Some mornings I struggle to get a fully functioning sentence out of my mouth.
But then sometimes life throws me curve balls before I’ve even finished my first cup of mud.
Like this morning, I was sitting at my laptop sipping coffee when Miss3 raced past clutching something unthinkable in her hands.
“Where did you…?” I started, but she was gone, disappearing into the next room before I could snatch away her treat. My first thought was that she’d dug this thing out from under a bed or something. But then she’d come from the kitchen, not the bedrooms.
Walking into the kitchen to investigate my nose was assaulted by the most unbreakfasty of smells.
I might add, I’ve a bit of a history with feeding my brood non-traditional breakfast foods. Breakfast pizza, by way of example, is always a big hit on the occasions mum is sleeping in and Dad’s in charge. Likewise, breakfast Chinese takeaway. It all depends, obviously, on what was for dinner.
But not this morning. This morning’s effort was being freshly made by my dear wife.
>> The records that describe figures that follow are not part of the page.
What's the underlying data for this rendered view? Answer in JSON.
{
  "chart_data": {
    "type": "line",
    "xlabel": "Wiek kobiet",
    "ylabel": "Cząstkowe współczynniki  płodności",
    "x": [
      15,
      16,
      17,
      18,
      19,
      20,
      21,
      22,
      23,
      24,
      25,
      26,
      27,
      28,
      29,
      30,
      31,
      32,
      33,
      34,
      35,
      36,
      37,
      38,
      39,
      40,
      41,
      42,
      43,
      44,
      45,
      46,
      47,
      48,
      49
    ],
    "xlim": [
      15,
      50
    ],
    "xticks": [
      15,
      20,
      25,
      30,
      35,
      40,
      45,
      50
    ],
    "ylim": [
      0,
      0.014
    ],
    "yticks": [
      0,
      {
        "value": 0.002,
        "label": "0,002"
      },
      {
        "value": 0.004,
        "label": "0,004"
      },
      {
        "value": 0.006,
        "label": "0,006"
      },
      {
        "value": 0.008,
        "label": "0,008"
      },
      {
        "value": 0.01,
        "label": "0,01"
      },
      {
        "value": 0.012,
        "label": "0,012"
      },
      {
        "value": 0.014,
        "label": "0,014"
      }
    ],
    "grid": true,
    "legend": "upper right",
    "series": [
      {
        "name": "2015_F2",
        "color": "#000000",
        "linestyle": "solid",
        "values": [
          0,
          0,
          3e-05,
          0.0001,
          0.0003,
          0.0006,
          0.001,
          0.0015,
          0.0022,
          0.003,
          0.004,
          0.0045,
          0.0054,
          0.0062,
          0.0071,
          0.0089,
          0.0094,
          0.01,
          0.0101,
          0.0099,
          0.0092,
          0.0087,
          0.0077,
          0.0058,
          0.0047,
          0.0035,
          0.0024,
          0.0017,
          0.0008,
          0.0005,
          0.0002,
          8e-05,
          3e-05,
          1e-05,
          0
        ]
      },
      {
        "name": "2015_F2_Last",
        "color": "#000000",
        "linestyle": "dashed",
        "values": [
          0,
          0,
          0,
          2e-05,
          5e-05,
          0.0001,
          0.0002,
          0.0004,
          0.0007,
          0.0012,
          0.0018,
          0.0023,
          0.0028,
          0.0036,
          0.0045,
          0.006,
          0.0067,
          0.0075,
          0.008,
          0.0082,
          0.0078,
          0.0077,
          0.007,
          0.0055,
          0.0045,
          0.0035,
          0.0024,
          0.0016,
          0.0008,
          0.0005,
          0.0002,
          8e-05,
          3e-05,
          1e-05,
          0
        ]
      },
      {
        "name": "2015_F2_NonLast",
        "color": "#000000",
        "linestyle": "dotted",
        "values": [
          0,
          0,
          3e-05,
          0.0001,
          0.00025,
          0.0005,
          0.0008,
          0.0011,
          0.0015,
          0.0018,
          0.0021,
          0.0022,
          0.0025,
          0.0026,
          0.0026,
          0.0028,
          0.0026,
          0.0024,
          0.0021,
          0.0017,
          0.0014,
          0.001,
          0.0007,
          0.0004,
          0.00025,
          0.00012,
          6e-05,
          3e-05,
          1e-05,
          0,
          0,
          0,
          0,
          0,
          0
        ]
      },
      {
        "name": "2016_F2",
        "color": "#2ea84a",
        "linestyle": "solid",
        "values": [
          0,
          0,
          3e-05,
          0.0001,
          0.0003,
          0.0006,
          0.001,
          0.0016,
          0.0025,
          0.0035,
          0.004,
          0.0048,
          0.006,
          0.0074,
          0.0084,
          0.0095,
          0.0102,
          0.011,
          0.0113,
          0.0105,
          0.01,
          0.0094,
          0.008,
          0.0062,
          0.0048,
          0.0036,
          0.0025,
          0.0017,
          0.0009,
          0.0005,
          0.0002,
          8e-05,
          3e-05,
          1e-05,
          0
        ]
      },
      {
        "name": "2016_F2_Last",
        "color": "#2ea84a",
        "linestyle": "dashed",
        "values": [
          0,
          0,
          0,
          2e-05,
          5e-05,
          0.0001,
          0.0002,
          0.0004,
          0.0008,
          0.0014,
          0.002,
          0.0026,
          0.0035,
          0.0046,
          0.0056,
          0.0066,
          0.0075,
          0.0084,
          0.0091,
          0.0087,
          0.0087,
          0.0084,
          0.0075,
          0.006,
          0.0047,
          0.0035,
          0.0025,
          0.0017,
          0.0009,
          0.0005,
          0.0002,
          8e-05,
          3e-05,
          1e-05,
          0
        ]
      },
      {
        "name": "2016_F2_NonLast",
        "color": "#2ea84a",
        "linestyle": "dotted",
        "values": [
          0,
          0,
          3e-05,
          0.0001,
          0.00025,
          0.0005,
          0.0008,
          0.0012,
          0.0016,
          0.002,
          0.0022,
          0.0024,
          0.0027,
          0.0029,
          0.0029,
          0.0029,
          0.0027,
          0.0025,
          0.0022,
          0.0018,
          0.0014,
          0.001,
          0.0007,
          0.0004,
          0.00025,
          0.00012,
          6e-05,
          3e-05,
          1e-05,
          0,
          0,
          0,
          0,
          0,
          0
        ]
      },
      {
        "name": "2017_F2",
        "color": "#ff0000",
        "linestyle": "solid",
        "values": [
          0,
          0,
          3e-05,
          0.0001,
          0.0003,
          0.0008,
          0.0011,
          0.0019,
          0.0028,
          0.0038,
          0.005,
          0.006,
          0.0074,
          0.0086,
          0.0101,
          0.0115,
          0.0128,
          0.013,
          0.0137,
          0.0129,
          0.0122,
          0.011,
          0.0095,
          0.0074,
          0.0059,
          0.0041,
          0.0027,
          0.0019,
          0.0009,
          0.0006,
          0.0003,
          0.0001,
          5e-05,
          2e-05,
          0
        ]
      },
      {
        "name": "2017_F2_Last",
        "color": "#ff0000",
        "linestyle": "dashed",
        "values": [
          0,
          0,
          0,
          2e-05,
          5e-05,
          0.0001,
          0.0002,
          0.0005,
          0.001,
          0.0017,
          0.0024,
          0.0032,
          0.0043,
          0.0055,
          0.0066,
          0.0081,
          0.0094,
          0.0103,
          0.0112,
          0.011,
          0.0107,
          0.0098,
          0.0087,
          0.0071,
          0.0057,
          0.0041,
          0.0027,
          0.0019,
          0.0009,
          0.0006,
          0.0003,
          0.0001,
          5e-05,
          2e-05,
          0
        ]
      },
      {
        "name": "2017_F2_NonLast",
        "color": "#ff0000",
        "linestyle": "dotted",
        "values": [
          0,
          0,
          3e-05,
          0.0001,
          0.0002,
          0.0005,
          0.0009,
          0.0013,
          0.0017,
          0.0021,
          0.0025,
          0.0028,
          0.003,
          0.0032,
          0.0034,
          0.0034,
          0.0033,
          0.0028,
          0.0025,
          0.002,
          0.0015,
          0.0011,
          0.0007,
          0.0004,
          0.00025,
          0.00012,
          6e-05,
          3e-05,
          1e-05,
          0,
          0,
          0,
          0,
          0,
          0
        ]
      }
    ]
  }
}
“Umm,” I started, not quite sure how to continue.
“You got a problem?” Tracey asked, her eyebrow arched in a ‘say something, I dare you’ sort of a way.
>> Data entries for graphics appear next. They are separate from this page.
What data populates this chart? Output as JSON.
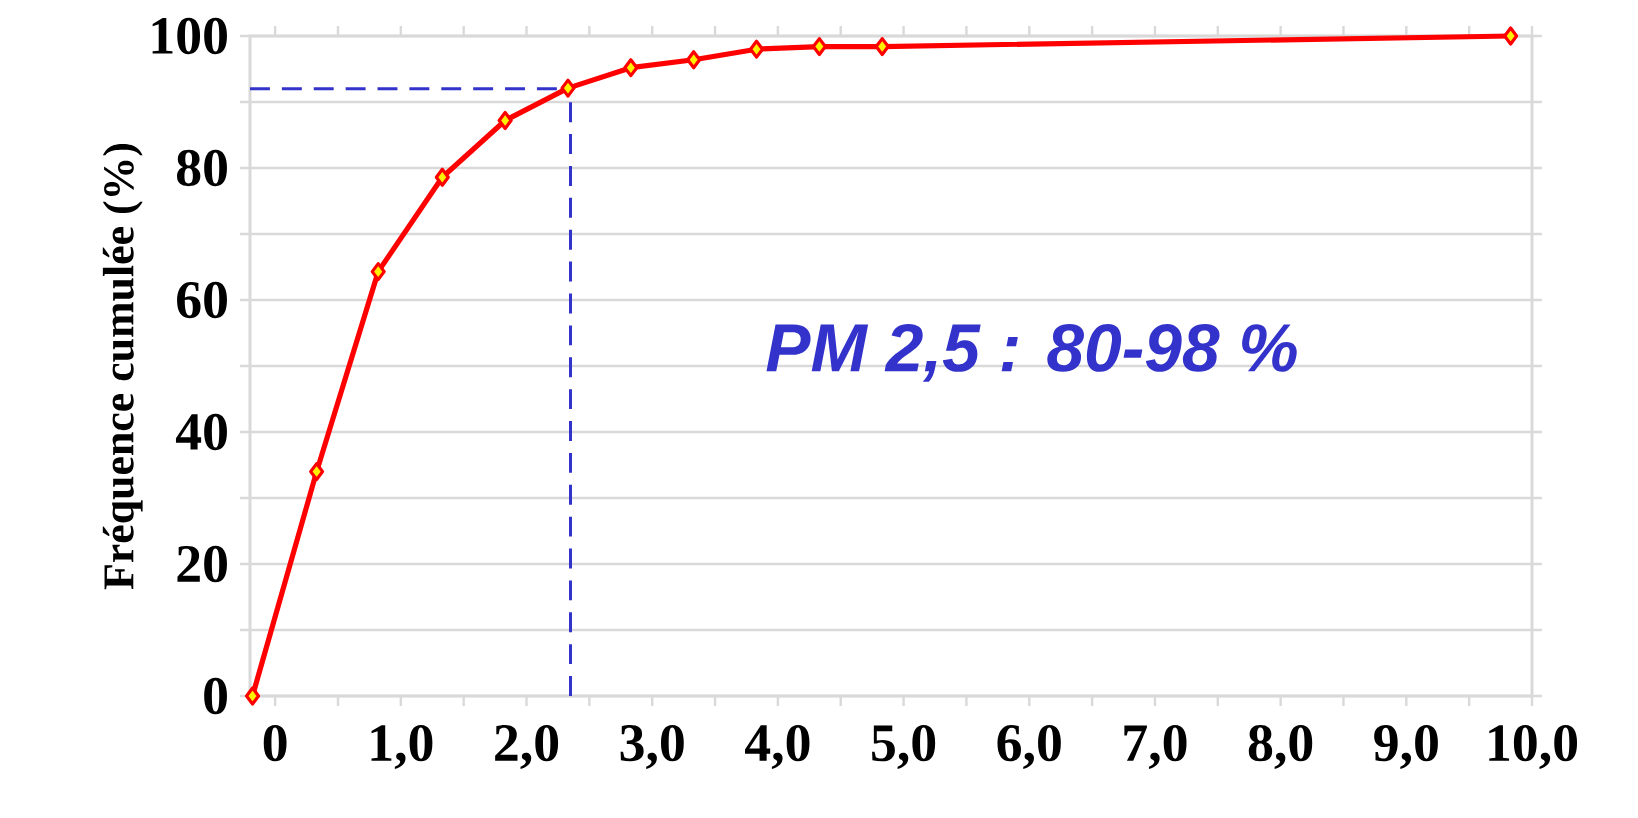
{
  "chart_data": {
    "type": "line",
    "ylabel": "Fréquence cumulée (%)",
    "x": [
      -0.18,
      0.33,
      0.82,
      1.33,
      1.83,
      2.33,
      2.83,
      3.33,
      3.83,
      4.33,
      4.83,
      9.83
    ],
    "series": [
      {
        "color": "#ff0000",
        "values": [
          0,
          34,
          64.3,
          78.6,
          87.2,
          92.1,
          95.2,
          96.4,
          98,
          98.4,
          98.4,
          100
        ]
      }
    ],
    "xlim": [
      -0.2,
      10
    ],
    "xticks": [
      {
        "value": 0,
        "label": "0"
      },
      {
        "value": 0.5,
        "label": null
      },
      {
        "value": 1,
        "label": "1,0"
      },
      {
        "value": 1.5,
        "label": null
      },
      {
        "value": 2,
        "label": "2,0"
      },
      {
        "value": 2.5,
        "label": null
      },
      {
        "value": 3,
        "label": "3,0"
      },
      {
        "value": 3.5,
        "label": null
      },
      {
        "value": 4,
        "label": "4,0"
      },
      {
        "value": 4.5,
        "label": null
      },
      {
        "value": 5,
        "label": "5,0"
      },
      {
        "value": 5.5,
        "label": null
      },
      {
        "value": 6,
        "label": "6,0"
      },
      {
        "value": 6.5,
        "label": null
      },
      {
        "value": 7,
        "label": "7,0"
      },
      {
        "value": 7.5,
        "label": null
      },
      {
        "value": 8,
        "label": "8,0"
      },
      {
        "value": 8.5,
        "label": null
      },
      {
        "value": 9,
        "label": "9,0"
      },
      {
        "value": 9.5,
        "label": null
      },
      {
        "value": 10,
        "label": "10,0"
      }
    ],
    "ylim": [
      0,
      100
    ],
    "yticks": [
      0,
      {
        "value": 10,
        "label": null
      },
      20,
      {
        "value": 30,
        "label": null
      },
      40,
      {
        "value": 50,
        "label": null
      },
      60,
      {
        "value": 70,
        "label": null
      },
      80,
      {
        "value": 90,
        "label": null
      },
      100
    ],
    "grid": "y",
    "marker": "diamond",
    "line_style": "solid",
    "ref_lines": [
      {
        "axis": "x",
        "value": 2.35,
        "color": "#3333cc",
        "line_style": "dashed"
      },
      {
        "axis": "y",
        "value": 92,
        "color": "#3333cc",
        "line_style": "dashed"
      }
    ],
    "annotations": [
      "PM 2,5 :  80-98 %"
    ]
  }
}
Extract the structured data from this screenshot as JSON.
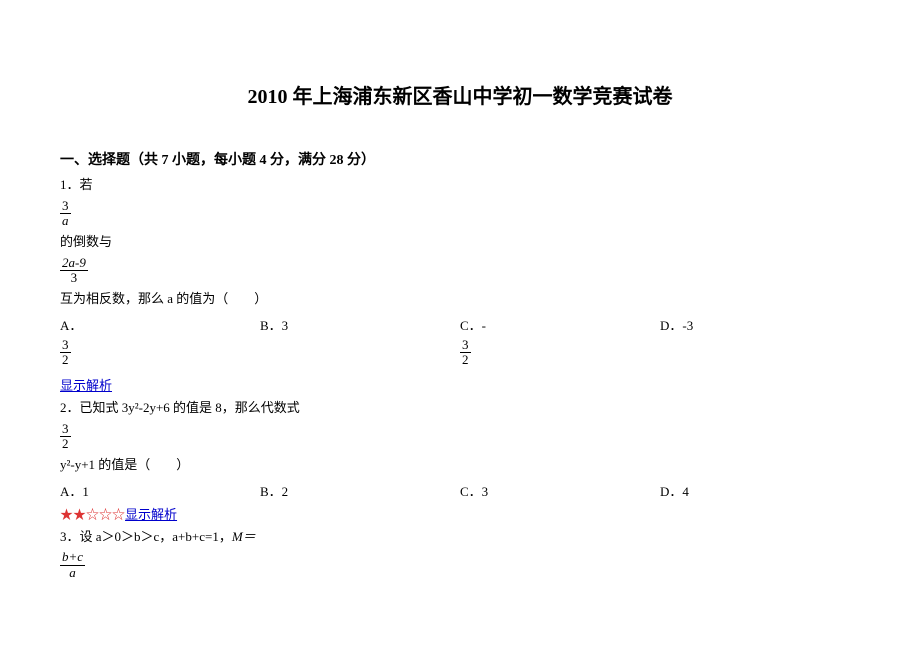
{
  "title": "2010 年上海浦东新区香山中学初一数学竞赛试卷",
  "section": "一、选择题（共 7 小题，每小题 4 分，满分 28 分）",
  "q1": {
    "num_label": "1．",
    "lead1": "若",
    "frac1_num": "3",
    "frac1_den": "a",
    "mid1": "的倒数与",
    "frac2_num": "2a-9",
    "frac2_den": "3",
    "tail": "互为相反数，那么 a 的值为（　　）",
    "optA_prefix": "A．",
    "optA_num": "3",
    "optA_den": "2",
    "optB": "B．3",
    "optC_prefix": "C．-",
    "optC_num": "3",
    "optC_den": "2",
    "optD": "D．-3",
    "explain": "显示解析"
  },
  "q2": {
    "line1": "2．已知式 3y²-2y+6 的值是 8，那么代数式",
    "frac_num": "3",
    "frac_den": "2",
    "line2": "y²-y+1 的值是（　　）",
    "optA": "A．1",
    "optB": "B．2",
    "optC": "C．3",
    "optD": "D．4",
    "stars": "★★☆☆☆",
    "explain": "显示解析"
  },
  "q3": {
    "line1_a": "3．设 a＞0＞b＞c，a+b+c=1，",
    "line1_b": "M＝",
    "frac_num": "b+c",
    "frac_den": "a"
  }
}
I looked over at Miss9 and Master8, who both had a handful of this wonderful new source of breakfast fiber.
“It’s just….I was only…,” I wanted to say something, but I did feel the need for caution. It crossed my mind that maybe having all these kids of ours had finally taken its toll on my wife and she’d simply lost it. “I wondered why….why you would-”
“We’ve got nothing left in the pantry, so I’m using up whatever I can find,” Tracey said matter-of-factly, interrupting my blithering.
“Ah,” I said, nodding sagely. But then I noticed a nearly full box of cereal sitting on the table. and I know we’ve still got milk because we buy 20 litres a week and even then there’s always at least a couple of long life milk in the cupboard as backup – we have coffees to consider. “But I can see…I mean, there’s-”
“It’s for lunches, Bruce. I made the popcorn to put in their lunchboxes,” Tracey said. “I just had some left over so I told them they could eat it.”
“Ah,” I said again, very much relieved I wouldn’t have to take over raising all our kids by myself. I don’t think I’d last as long as Tracey has before I’d go nuts. “Are there any…?”
“None. The kids got to it all before I could save you some.”
So at last we were back on familiar ground.
“I’ll leave you to it,” I sensibly told Tracey, finally managing to complete the morning’s first full sentence. And I hadn’t even finished my first coffee yet.
Plus I can’t wait to see what’s for dinner – about all that’s left in the pantry is Metamucil.